Blockchain is a secure online record for every transaction made. Hundreds of transactions make up a single block. There are lots of blocks.
No person, business or government controls the blockchains – they are spread out across the computers and digital wallets of the people who own the cryptocurrencies.
Unlike paper money, Blockchain leaves no physical imprint, making currencies impossible to steal or counterfeit.
What are the main cryptocurrencies?
Bitcoin is the most well known, but as of July 2017, there are over 900 different cryptocurrencies.
This number is growing rapidly. Just like the dot.com boom from 1995 to 2001, there are new developments every day.
Bitcoin and Ethereum are getting the most press right now, and together make up more than half of the $100 billion global cryptocurrency maket.
- Bitcoin was invented in 2008 by an unknown person (or group of people…) using the name Satoshi Nakamoto.
- Bitcoins can be ‘mined’ by anyone with the computer power and software to do so. Miners use special ‘mining software’ to solve maths problems and receive a certain number of bitcoins in exchange.
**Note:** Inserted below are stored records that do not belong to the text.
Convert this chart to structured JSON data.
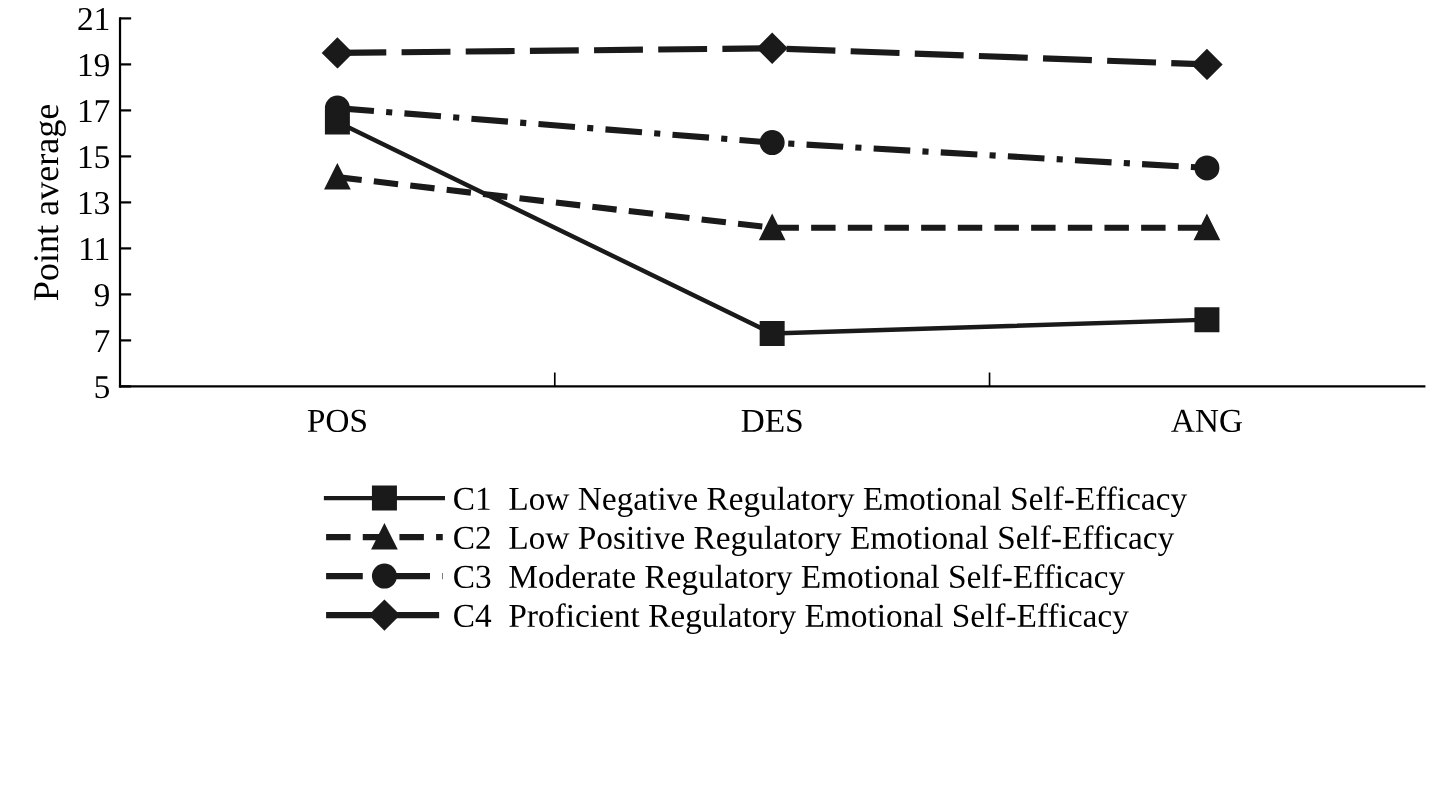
{
  "chart_data": {
    "type": "line",
    "ylabel": "Point average",
    "categories": [
      "POS",
      "DES",
      "ANG"
    ],
    "ylim": [
      5,
      21
    ],
    "yticks": [
      5,
      7,
      9,
      11,
      13,
      15,
      17,
      19,
      21
    ],
    "grid": false,
    "legend": "bottom",
    "series": [
      {
        "name": "C1  Low Negative Regulatory Emotional Self-Efficacy",
        "color": "#1a1a1a",
        "marker": "square",
        "line_style": "solid",
        "values": [
          16.5,
          7.3,
          7.9
        ]
      },
      {
        "name": "C2  Low Positive Regulatory Emotional Self-Efficacy",
        "color": "#1a1a1a",
        "marker": "triangle",
        "line_style": "dashed",
        "values": [
          14.1,
          11.9,
          11.9
        ]
      },
      {
        "name": "C3  Moderate Regulatory Emotional Self-Efficacy",
        "color": "#1a1a1a",
        "marker": "circle",
        "line_style": "dashdot",
        "values": [
          17.1,
          15.6,
          14.5
        ]
      },
      {
        "name": "C4  Proficient Regulatory Emotional Self-Efficacy",
        "color": "#1a1a1a",
        "marker": "diamond",
        "line_style": "longdash",
        "values": [
          19.5,
          19.7,
          19.0
        ]
      }
    ]
  }
}
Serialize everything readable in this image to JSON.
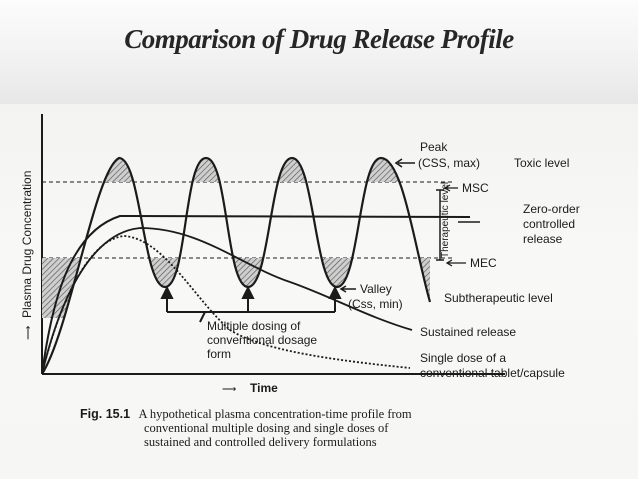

- The maths problems get harder with time so they need progressively more computing power.
- Per Satoshi’s Bitcoin algorithm, only 21 million bitcoins can ever be mined. Each bitcoin, however, can be divided into 100 million different ‘Satoshis’.
- Unlike paper money, central banks can’t print Bitcoins into infinity, which makes them good for inflation protection.
- You can use Bitcoins to buy things without paying transaction fees. Transactions are logged using Blockchain technology.
The graph below shows the price changes of Bitcoin over the last year, going from about $500 to over $4,000 per coin at the time of writing.
In July 2010, a Bitcoin was only worth five cents!
- Ethereum was first introduced in July 2015.
- Ethereum coins are called Ethers.
- Like Bitcoin, Ethereum uses Blockchain technology to limit its supply and secure each transaction.
- However, unlike Bitcoin, Ethereum’s blockchain uses smart contracts, which can represent anything from virtual shares to golf club memberships.
- Smart contracts allow transactions to be programmed. Your money could be programmed to invest, save and spend all on its own!
Here’s what the price of Ether has done over the last year…
Is there more upside in the cryptocurrency market?
The global market cap (total market value) of all the different cryptocurrencies now stands at roughly $100 billion. Of this, around $40 billion are Bitcoins and around $30 billion are Ethers.
Most funds are prohibited from investing in cryptocurrencies because they are still considered too risky by their investors. This is likely to change with time, as the cryptocurrency market grows in size and more people start using digital currencies in their everyday lives.
Even if a few large fund managers were to start investing just 0.1% of their funds into cryptos, the market would grow to astronomical levels.
In fact, some hedge funds – who have more power to invest as they please than regular funds do – have already started investing in cryptocurrencies. Given the graphs above, most of these hedge funds have done rather well.
What are the risks of crypto investing?
There are plenty.
- Governments don’t like it. They want to keep control of their monetary systems and be able to print money to boost their economies as needed. They can’t do this with Blockchain.
- Big banks don’t like it either. They make money from their customers on transactions. With Blockchain there are no middlemen.
- Crypto exchanges can get hacked. Bithumb, one of the world’s five largest Bitcoin and Ethereum exchanges, was hacked in July 2017.
- Cryptocurrencies are highly volatile in price. Something that goes up by 4,000% in a year can just as easily go the other way.
- Twenty-five percent of Bitcoin’s computing power is located in a couple of warehouses in Shenzen, China. This poses a threat to the decentralized nature of Bitcoin mining.
Should you invest in cryptocurrencies?
Despite the risks, there’s enormous long-term growth potential for this new and exciting market. That said, you should only invest with the spare change that you could easily afford to lose. And make sure you have the right crypto investment strategy.